What? You mean protected by the _MAC_? The header is never encrypted: the header is how you even figure out what to do with the rest of the message at all. That is why it definitionally can not be protected by it (that's the definition of the cryptographic doom pricnople!) and is how the bugs I am referencing are exploited to begin with. The only sense that a JWT header is "protected" is that the spec calls it that.
Have you ever exploited a JWT vuln? Which one? Because odds are there's a way it boils back down to the JWT header design choice being silly.
I mean there's an easier way to have this conversation: if the header is "protected", how did the alg=none bug ever work?
In a JWS the header is integrity-protected by the signature if the alg isn't none. This is prominently noted in the specs and alg=none artifacts are referred to as "unsecured JWS". In a JWE the protected header is integrity protected by the AEAD cipher, because all encs must be AEAD.
The alg=none substitution issues happened because of bad usage of mediocre libraries. Other algorithm substitution can arise for the same reason. The invalid curve attacks were the ones that the spec didn't call out as a security consideration.
I support the arguments that say algorithmic agility is a bad idea and a new protocol with algorithmic agility shouldn't have come out at a time when other protocols (like TLS) were finally starting to catch on to this fact. But the JWT cat is out of the bag, and won't go back in: it's widely deployed and people are using it thinking it's solving problems they actually have. Education is the proper remedy.
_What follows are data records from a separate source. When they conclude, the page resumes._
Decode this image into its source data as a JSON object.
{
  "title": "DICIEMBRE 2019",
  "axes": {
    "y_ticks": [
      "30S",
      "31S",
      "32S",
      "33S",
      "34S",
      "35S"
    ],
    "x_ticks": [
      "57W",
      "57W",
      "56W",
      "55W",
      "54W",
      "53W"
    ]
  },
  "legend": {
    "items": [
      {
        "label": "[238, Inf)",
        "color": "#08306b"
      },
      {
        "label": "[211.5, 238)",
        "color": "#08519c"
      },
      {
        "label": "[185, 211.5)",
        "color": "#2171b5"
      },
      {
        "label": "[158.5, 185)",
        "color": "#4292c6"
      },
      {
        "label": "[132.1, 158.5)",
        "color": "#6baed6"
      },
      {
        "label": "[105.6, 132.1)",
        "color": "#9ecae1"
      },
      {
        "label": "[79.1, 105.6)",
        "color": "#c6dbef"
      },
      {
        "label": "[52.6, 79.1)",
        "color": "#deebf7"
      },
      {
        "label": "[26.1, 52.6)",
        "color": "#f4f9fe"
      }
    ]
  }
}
The PASETO effort attempts to provide better answers and better design to an audience familiar with JWT, but there's also been an uptick in the kind of advice that heavily condemns JWT without supplying some migration paths. That latter brand of advice is harmful.
Same points I made before: if more than one library has a flaw, it’s a design flaw and not a one-off implementation flaw, and if you’re trusting the header before you validate (which is necessary!), then it is not meaningfully protecting anything, which is why those bugs work.
And, finally: we’ve put together an extensive list of recommendations, repeatedly, both in general and in the articles on this thread.